Mark Huckvale is Emeritus Professor of Speech Sciences in the Department of Speech, Hearing and Phonetic Sciences at University College London. In a long career in Speech and Hearing Sciences, he has published over 100 research articles in areas involving speech recognition, speech synthesis, voice conversion, speech intelligibility and computational paralinguistics. He is best known for work in accent recognition, use of avatars to provide mental health therapy, hearing for speech, and voice analysis for the measurement of speaker state. He is currently CEO of Avatar Therapy Ltd which seeks to make available in clinical practice a novel therapy for relief from auditory hallucinations in schizophrenia.

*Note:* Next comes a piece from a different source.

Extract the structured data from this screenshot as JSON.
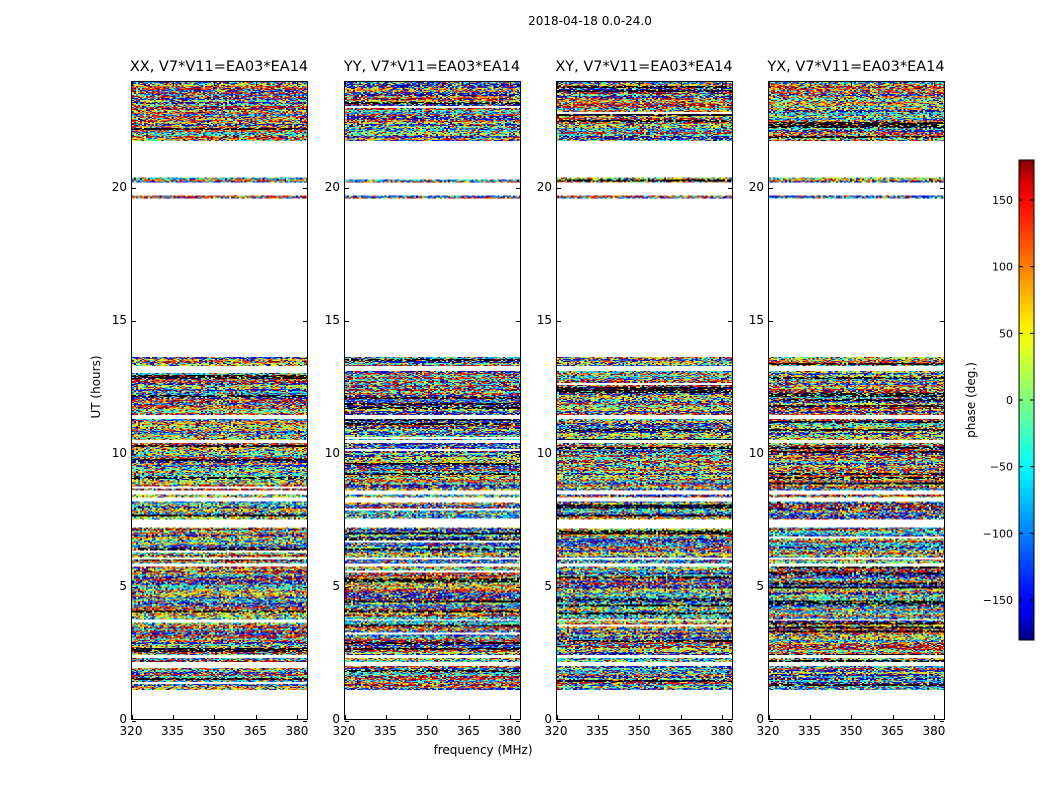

Verena Rieser is a Senior Staff Research Scientist at Google DeepMind, where she founded the VOICES team (Voices-of-all in alignment). Her team is a core contributor to Gemini with a mission to enhance model safety and usability for diverse communities.
Verena has pioneered work in data-driven multimodal Dialogue Systems and Natural Language Generation, encompassing conversational RL agents, faithful data-to-text generation, spoken language understanding, evaluation methodologies, and applications of AI for societal good.
Verena previously directed the NLP lab as a full professor at Heriot-Watt University, Edinburgh, and held a Royal Society Leverhulme Senior Research Fellowship. She earned her PhD from Saarland University.
Nadine Lavan is currently a Senior Lecturer at the Department of Psychology, Queen Mary University of London. Nadine completed her BA in Linguistics, Phonetics and English Studies at the University of Cologne in 2011, want to UCL to complete a MRes in Speech, Language and Cognition in 2011/2012, and eventually a PhD at Royal Holloway between 2013 and 2017. She then worked as a post-doc at Brunel, Royal Holloway, and UCL until joining QMUL in 2020 with a Sir Henry Wellcome Fellowship.
Abstract: Avatar Therapy allows people with psychosis to confront the voices they hear and thereby gain control over them. In Avatar Therapy, the voice hearer creates a computer representation of a persecutory voice in the form of an avatar with an appearance and voice chosen by the person. Avatar Therapy sessions then involve a dialogue between the person and the avatar voiced by a trained therapist. In these sessions the person learns how to stand up to the avatar and by proxy gains control over their voice. The safety, efficacy and cost-effectiveness of the therapy has now been shown in two large clinical trials. I’ve been involved in Avatar Therapy for more than 15 years over a period which has seen a transformation in the technology of speech and video generation, and the use of generative AI within healthcare. In this talk I’ll give an update on the current state of the therapy, the challenges in running clinical trials and dealing with medical device regulation, progress on moving the therapy from research into clinical practice, and the opportunities afforded by foundation models and large corpora to build better custom avatars of the voices heard in psychosis.
Title: Whose Gold? Re-imagining Alignment for Truly Beneficial AI
Abstract: Human feedback is often the "gold standard" for AI alignment, but what if this "gold" reflects diverse, even contradictory human values? This keynote explores the technical and ethical challenges of building beneficial AI when values conflict -- not just between individuals, but also within them. My talk advocates for a dual expansion of the AI alignment framework: moving beyond a single, monolithic viewpoint to a plurality of perspectives, and transcending narrow safety and engagement metrics to promote comprehensive human well-being.
Title: Forming first impressions from voices
Abstract: As soon as we hear a voice, we very quickly form an impression of the person we are hearing: Are they young or old? Are they friendly or grumpy? Do they sound posh? Impressions are often quite detailed and include a whole range of difference characteristics. While some aspects of these first impressions are accurate to some degree (e.g., rough age estimates, gender judgments), other aspects do not seem to have any link to the person's actual characteristics (e.g., personality-related judgments).
In this talk, I will trace how listeners put together these complex impressions from the first few milliseconds of hearing a voice to having formed a full first impressions. I will also discuss factors, such 'personal taste' and shared conceptual knowledge (or stereotypes), that can shape first impressions from voices.